Is the technology ready?

The EUDI Wallet is an ambitious project, which brings a second concern into play: is the technology ready?

While every citizen in the European Union will soon have the right to have access to a digital wallet, the technology and standards required for this wallet are still under development. Although there are a few things already in place, such as the W3C verifiable credentials, most implementations are still being worked on – and none of them are being developed at a large scale.

This means that the main challenge lies in achieving interoperability across various standards, protocols, and wallet platforms. Ensuring seamless service compatibility and allowing users to transfer data between wallets will be the critical hurdles to overcome.

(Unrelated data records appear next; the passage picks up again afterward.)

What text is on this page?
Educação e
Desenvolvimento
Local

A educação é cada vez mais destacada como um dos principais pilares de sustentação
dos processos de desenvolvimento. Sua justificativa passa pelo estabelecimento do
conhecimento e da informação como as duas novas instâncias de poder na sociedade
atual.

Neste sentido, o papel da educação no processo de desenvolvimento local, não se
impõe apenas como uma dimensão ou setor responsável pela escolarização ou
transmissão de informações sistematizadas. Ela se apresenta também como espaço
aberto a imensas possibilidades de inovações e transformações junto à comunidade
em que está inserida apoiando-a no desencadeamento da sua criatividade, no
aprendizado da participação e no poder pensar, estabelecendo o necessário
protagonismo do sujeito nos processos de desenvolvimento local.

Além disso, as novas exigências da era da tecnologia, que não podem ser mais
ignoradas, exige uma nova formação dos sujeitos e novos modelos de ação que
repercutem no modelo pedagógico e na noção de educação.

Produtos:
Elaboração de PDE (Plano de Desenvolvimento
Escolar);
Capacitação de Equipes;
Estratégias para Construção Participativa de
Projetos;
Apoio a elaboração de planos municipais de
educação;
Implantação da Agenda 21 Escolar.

Currently, each EU government has an important choice to make regarding the development of the wallet. How do we develop our wallet? There are three options: the government develops their own wallet, they do so in collaboration with a private party, or they fully outsource the development to a private party. Considering the expertise that the private sector holds, one of the two latter options might be the most realistic one.

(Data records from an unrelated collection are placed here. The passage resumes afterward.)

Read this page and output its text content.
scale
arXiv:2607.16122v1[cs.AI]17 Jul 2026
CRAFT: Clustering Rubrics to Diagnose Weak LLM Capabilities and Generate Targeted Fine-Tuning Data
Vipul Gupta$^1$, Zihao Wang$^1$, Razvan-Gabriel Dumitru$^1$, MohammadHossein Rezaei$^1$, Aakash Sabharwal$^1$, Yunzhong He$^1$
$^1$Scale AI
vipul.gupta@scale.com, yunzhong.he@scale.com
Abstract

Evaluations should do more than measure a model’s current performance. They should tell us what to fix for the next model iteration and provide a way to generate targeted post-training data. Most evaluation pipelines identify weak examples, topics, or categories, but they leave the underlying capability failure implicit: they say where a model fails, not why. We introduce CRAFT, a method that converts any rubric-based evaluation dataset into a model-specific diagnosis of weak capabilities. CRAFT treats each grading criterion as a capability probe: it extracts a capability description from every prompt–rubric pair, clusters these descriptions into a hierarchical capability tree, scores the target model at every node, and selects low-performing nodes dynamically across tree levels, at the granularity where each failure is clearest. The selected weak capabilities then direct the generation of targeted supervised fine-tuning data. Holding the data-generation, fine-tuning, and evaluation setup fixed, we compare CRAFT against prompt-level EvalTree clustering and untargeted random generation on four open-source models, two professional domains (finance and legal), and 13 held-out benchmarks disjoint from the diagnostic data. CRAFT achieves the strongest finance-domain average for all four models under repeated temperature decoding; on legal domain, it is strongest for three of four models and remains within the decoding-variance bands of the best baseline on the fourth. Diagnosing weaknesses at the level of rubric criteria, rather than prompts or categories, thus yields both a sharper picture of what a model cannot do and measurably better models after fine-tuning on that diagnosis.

Remote Secure Element: the game changer

The decentralized nature of the EUDI Wallet keeps data safe, as it ensures that users remain in control of their own data. But how about the protection of the Wallet itself? Ubiqu offers an innovative technological solution for this problem.

The EUDI Wallet contains a cryptographic token that is linked to an identity. Ubiqu has created the patented Remote Secure Element (RSE), which allows users to store this cryptographic token in a dedicated hardware element in a secure data warehouse. This token is then only accessible via the mobile phone of the user, allowing them to have the strongest possible identity, without the hassle of having to carry it around. This RSE is a game changer – making identity fraud something of the past.

A secure digital identity

With eIDAS 2.0, you will soon be able to securely prove your identity with your mobile phone, just like your physical passport. Our Remote Secure Element, together with you as the owner of your data, will ensure you will be able to use the EUDI Wallet with confidence – both nationally and across EU borders.

While many questions yet remain unanswered, the eIDAS 2.0 framework makes sure that they will be resolved in a way that is secure, efficient, and puts the user central – making sure that you will soon be able to head to the airport in a carefree manner, leaving your physical passport at home.